Colin Sage on the Food Citizens? Conference
Advisory Board member Colin Sage shares insights about the Food Citizens? project.
As a member of the project’s Advisory Panel, I was delighted to participate in the one-day conference on February 4th and acquire a deeper understanding of the work that has been undertaken in Gdansk, Rotterdam, and Turin. I was also impressed by the i-doc digital platform and I look forward to browsing through that in the months ahead. Here, however, I want to share some brief thoughts that came to mind during the final discussion session of the conference.
From my perspective the importance of the project lies with exploring the various ways in which urban residents resist the ongoing neoliberal penetration of our lives. In this regard, food has come to occupy a strategic terrain of contestation that presents opportunities for a collective and collaborative response to corporate power and the logic of the market which otherwise governs us as individualised consumers conforming to the model of ‘economic rationality’. Attending to food reveals the latent power of solidarity and the extraordinary potential that can emerge from unleashing our collective imaginations.
As we turn a ‘food lens’ onto particular places – as the project has done – we see quite different civic responses reflecting the diversity of local circumstances and their available human resources. Irrespective of whether the prevailing emphasis is given to food growing, food waste prevention, public procurement initiatives, solidarity purchase schemes and so on, each demonstrates the capacity to ‘do food differently’ from the status quo. More importantly still, such initiatives reveal the ways in which ‘food citizenship’ begins to emerge and take concrete form through claims to rights to the city.

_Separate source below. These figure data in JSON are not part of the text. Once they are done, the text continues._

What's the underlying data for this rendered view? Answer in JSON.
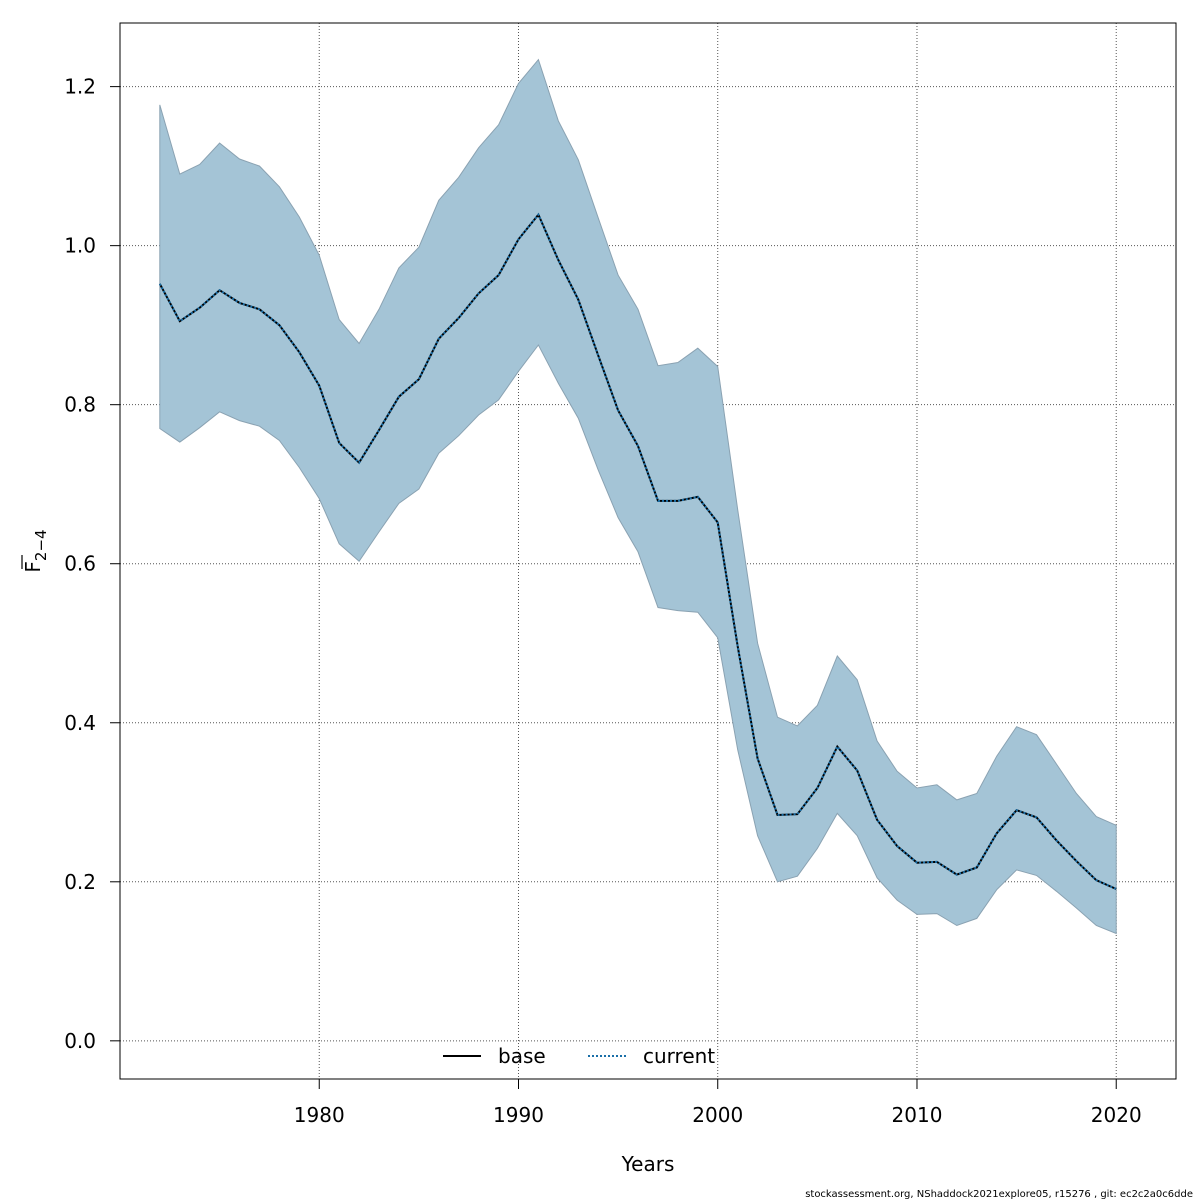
{
  "chart_data": {
    "type": "line",
    "xlabel": "Years",
    "ylabel": "F",
    "ylabel_sub": "2−4",
    "xlim": [
      1970.0,
      2023.0
    ],
    "ylim": [
      -0.048,
      1.28
    ],
    "xticks": [
      1980,
      1990,
      2000,
      2010,
      2020
    ],
    "yticks": [
      0.0,
      0.2,
      0.4,
      0.6,
      0.8,
      1.0,
      1.2
    ],
    "grid": true,
    "legend_position": "bottom-center",
    "x": [
      1972,
      1973,
      1974,
      1975,
      1976,
      1977,
      1978,
      1979,
      1980,
      1981,
      1982,
      1983,
      1984,
      1985,
      1986,
      1987,
      1988,
      1989,
      1990,
      1991,
      1992,
      1993,
      1994,
      1995,
      1996,
      1997,
      1998,
      1999,
      2000,
      2001,
      2002,
      2003,
      2004,
      2005,
      2006,
      2007,
      2008,
      2009,
      2010,
      2011,
      2012,
      2013,
      2014,
      2015,
      2016,
      2017,
      2018,
      2019,
      2020
    ],
    "series": [
      {
        "name": "base",
        "style": "solid",
        "color": "#000000",
        "values": [
          0.952,
          0.905,
          0.922,
          0.944,
          0.928,
          0.92,
          0.9,
          0.866,
          0.824,
          0.752,
          0.727,
          0.768,
          0.81,
          0.832,
          0.883,
          0.909,
          0.94,
          0.963,
          1.008,
          1.039,
          0.982,
          0.932,
          0.862,
          0.793,
          0.748,
          0.679,
          0.679,
          0.684,
          0.652,
          0.496,
          0.355,
          0.284,
          0.285,
          0.318,
          0.37,
          0.34,
          0.278,
          0.245,
          0.224,
          0.225,
          0.209,
          0.218,
          0.261,
          0.29,
          0.281,
          0.252,
          0.226,
          0.202,
          0.191
        ]
      },
      {
        "name": "current",
        "style": "dotted",
        "color": "#1a6fa8",
        "values": [
          0.952,
          0.905,
          0.922,
          0.944,
          0.928,
          0.92,
          0.9,
          0.866,
          0.824,
          0.752,
          0.727,
          0.768,
          0.81,
          0.832,
          0.883,
          0.909,
          0.94,
          0.963,
          1.008,
          1.039,
          0.982,
          0.932,
          0.862,
          0.793,
          0.748,
          0.679,
          0.679,
          0.684,
          0.652,
          0.496,
          0.355,
          0.284,
          0.285,
          0.318,
          0.37,
          0.34,
          0.278,
          0.245,
          0.224,
          0.225,
          0.209,
          0.218,
          0.261,
          0.29,
          0.281,
          0.252,
          0.226,
          0.202,
          0.191
        ]
      }
    ],
    "band": {
      "color": "#a4c4d6",
      "edge_color": "#8aa2b2",
      "lower": [
        0.77,
        0.753,
        0.771,
        0.791,
        0.78,
        0.773,
        0.755,
        0.721,
        0.682,
        0.625,
        0.603,
        0.64,
        0.676,
        0.694,
        0.739,
        0.761,
        0.787,
        0.806,
        0.842,
        0.875,
        0.827,
        0.783,
        0.718,
        0.658,
        0.615,
        0.545,
        0.541,
        0.539,
        0.507,
        0.366,
        0.258,
        0.2,
        0.207,
        0.242,
        0.286,
        0.258,
        0.205,
        0.177,
        0.159,
        0.16,
        0.145,
        0.154,
        0.19,
        0.215,
        0.208,
        0.188,
        0.167,
        0.145,
        0.135
      ],
      "upper": [
        1.177,
        1.09,
        1.102,
        1.129,
        1.109,
        1.1,
        1.074,
        1.036,
        0.988,
        0.907,
        0.877,
        0.92,
        0.972,
        0.998,
        1.057,
        1.086,
        1.123,
        1.152,
        1.204,
        1.234,
        1.157,
        1.108,
        1.035,
        0.963,
        0.92,
        0.849,
        0.853,
        0.871,
        0.848,
        0.668,
        0.5,
        0.407,
        0.396,
        0.422,
        0.484,
        0.454,
        0.377,
        0.339,
        0.318,
        0.322,
        0.303,
        0.311,
        0.358,
        0.395,
        0.385,
        0.348,
        0.311,
        0.282,
        0.271
      ]
    }
  },
  "legend": {
    "base": "base",
    "current": "current"
  },
  "footer": "stockassessment.org, NShaddock2021explore05, r15276 , git: ec2c2a0c6dde"
}
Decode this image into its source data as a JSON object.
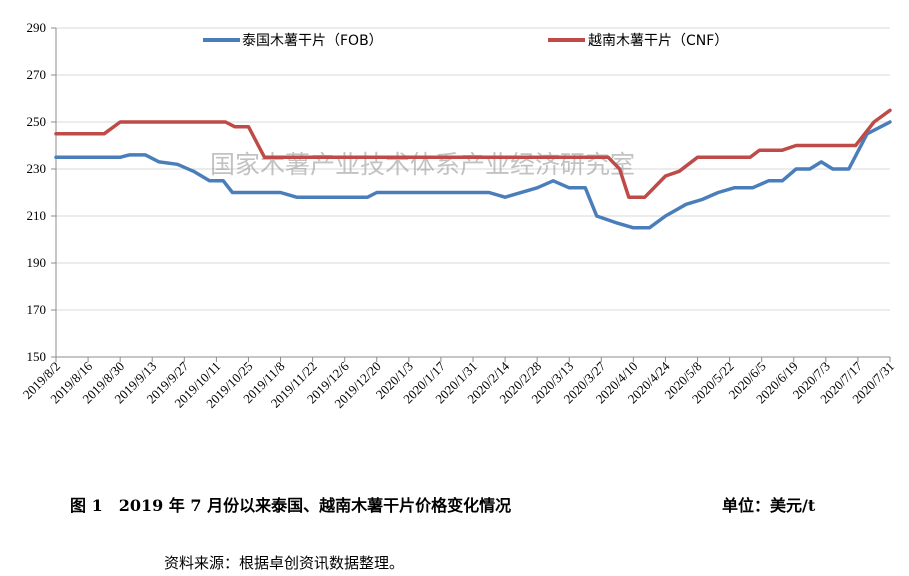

As the state continues to retreat from responsibility for welfare provision – albeit interrupted by the pandemic and the necessity for it to retain some legitimacy in the eyes of its citizens – the food system has starkly exposed the deep injustices that run through the societies of most wealthy countries. Food poverty in particular has been a growing issue and, indeed given recent events, is set to become a very serious challenge to the notion of the Right to Food. In the absence of effective action by most states, the charitable food banking sector has emerged as a key actor in providing a temporary patch to social safety nets. Yet emergency provision of surplus food stocks from corporate retailers now spared the cost of disposing to land fill is not a solution to food poverty that enhances choice, agency, or the dignity of charitable recipients.
I was struck, in the course of her presentation, by Maria’s use of the term ‘deservingness’ and I think this is a powerful word that will require close monitoring in the months ahead. For as food prices continue to rise as a consequence of disruptions to global supply chains, we must remain alert to the possibility of divisive – even xenophobic – narratives that assert some people are more ‘deserving’ of food than others. For those of us concerned with matters of food security we must continue to advocate that not only do all have the right to eat, citizens also demand the right to exercise agency in determining their own food futures. In this respect the work of the ‘Food Citizens?’ project invigorates this vital and ongoing struggle.